2 replies to this topic

[iifuzz]

How do i use the InjectAndExecute method to call a function with __thiscall convention.

The function should take in two parameters as well.  how do  I pass the this pointer?

[ZenLulz]

Hello iifuzz,

 

In fact, InjectAndExecute methods allow you to write your own assembly code and then calling it. By design, the injected code must not receive any parameter in order to work.

 

Maybe you'd rather want to execute existing code in the remote process ? For that, you can use the Execute methods, those allow you to specify parameters.

 

Best,

ZenLulz

[iifuzz]

Hello iifuzz,

 

In fact, InjectAndExecute methods allow you to write your own assembly code and then calling it.

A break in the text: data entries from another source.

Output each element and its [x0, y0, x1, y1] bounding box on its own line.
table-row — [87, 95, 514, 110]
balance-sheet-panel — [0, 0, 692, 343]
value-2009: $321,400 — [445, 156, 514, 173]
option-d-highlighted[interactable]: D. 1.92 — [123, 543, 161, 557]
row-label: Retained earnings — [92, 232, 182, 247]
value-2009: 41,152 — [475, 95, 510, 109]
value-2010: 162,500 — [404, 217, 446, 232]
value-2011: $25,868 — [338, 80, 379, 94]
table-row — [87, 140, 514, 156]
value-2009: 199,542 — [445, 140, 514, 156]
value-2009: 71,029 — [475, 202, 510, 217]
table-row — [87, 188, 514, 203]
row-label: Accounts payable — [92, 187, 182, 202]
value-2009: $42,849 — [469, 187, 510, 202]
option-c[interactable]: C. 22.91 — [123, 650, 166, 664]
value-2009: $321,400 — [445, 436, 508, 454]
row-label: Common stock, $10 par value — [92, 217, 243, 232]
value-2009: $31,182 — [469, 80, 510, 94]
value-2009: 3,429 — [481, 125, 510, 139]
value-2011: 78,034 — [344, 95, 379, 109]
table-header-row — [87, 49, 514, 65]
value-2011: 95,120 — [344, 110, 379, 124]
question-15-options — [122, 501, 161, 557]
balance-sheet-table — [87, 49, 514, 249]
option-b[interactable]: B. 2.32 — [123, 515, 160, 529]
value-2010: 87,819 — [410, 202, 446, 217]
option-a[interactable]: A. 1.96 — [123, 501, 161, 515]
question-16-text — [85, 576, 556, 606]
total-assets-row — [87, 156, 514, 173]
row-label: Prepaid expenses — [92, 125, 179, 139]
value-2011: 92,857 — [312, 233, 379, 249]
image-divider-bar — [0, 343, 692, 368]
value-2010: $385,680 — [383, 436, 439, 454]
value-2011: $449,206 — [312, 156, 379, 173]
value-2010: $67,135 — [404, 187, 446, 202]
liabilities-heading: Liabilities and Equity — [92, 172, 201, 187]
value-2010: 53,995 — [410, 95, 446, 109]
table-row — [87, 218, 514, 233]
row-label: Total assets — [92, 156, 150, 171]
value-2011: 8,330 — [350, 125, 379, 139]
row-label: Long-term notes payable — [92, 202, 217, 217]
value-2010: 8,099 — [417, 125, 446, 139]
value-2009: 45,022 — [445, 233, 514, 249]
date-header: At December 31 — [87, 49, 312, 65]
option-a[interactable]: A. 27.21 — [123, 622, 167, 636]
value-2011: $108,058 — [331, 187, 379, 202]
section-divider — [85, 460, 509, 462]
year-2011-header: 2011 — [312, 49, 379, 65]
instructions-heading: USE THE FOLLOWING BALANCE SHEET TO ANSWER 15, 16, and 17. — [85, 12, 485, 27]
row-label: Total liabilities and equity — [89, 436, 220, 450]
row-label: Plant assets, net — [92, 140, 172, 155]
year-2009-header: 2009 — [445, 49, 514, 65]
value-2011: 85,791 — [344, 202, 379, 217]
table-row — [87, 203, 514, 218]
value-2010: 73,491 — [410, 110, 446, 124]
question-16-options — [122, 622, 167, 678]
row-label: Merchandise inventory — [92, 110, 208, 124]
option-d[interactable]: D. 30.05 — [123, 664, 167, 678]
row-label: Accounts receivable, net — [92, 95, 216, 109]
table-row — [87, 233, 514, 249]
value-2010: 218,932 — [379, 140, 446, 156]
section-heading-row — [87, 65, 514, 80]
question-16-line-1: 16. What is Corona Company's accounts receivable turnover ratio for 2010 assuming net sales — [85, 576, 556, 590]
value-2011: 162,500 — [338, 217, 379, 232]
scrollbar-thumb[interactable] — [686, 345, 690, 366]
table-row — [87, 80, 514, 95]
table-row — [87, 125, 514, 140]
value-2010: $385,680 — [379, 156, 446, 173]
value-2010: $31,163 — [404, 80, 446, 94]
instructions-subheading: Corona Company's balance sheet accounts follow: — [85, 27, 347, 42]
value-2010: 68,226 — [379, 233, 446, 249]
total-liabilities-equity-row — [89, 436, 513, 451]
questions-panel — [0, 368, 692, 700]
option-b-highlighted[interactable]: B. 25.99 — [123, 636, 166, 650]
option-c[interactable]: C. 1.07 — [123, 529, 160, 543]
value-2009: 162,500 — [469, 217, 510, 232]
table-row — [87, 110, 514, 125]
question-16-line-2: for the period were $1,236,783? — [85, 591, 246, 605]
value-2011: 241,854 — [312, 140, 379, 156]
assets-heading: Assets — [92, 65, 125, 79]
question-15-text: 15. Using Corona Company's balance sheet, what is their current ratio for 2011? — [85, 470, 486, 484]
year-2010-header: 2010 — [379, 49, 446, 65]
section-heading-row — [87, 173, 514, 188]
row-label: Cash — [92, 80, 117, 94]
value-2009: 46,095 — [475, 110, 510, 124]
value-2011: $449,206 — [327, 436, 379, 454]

By design, the injected code must not receive any parameter in order to work.

 

Maybe you'd rather want to execute existing code in the remote process ? For that, you can use the Execute methods, those allow you to specify parameters.

 

Best,

ZenLulz

 

Thanks for the response zen.

I have switched to using Execute with _thiscall, i assumed that the ecx register should be passed as the first parameter and by following along in ollydbg the parameters and ecx appear to be passed correctly.  The call to the game seems to work in some cases, but I am crashing in others even though the values passed through are correct.

 

I know this probably isnt the right place to ask, but I have tried everything and any help would be great!

 

This is the game function I am calling:

 

PUSH EBP ; game.009B1870(guessed Arg1,Arg2)

MOV EBP,ESP

MOV EAX,DWORD PTR SS:[ARG.1]

SHL EAX,4

ADD EAX,DWORD PTR SS:[ARG.2]

IMUL EAX,EAX,164

LEA EDX,[ECX+EAX+48]

PUSH EDX ; /Arg1

CALL 009B0F10 ; \CRASH HERE

POP EBP

RETN 8

 

 

 

 

Here is a snippet of another game function calling this one:

MOV ECX,DWORD PTR DS:[EAX] ; Case 14 of switch game.9B262C
AND CL,DL
CMP CL,4
JNE SHORT 009B26AB
MOV ECX,DWORD PTR DS:[EAX+8]
AND CL,DL
CMP CL,4
JNE SHORT 009B26AB
MOV ECX,DWORD PTR DS:[EAX+0C]
MOV EAX,DWORD PTR DS:[EAX+4]
PUSH ECX ; /Arg2
MOV ECX,DWORD PTR DS:[ESI+233B4] ; |
PUSH EAX ; |Arg1
CALL 009B1870 

 

 

 

I have tried using Execute with the _thiscall convention, I have tried injecting assembly into a codecave and executing that.. in both cases, arg1, arg2, and ecx seem to be passed correctly but it still results in a crash..

 

Here is the asm I injected into the codecave

var asm = new[]
{
"mov esi, " + esi, // Probably not needed...

"mov ecx, " + slot, // arg
"push ecx",
"mov ecx, " + ecx, // Set *this

"push " + bar, // arg

"call " + address, // Call function
"retn"
};

 

 

Please if you can spot what i am doing wrong, let me know.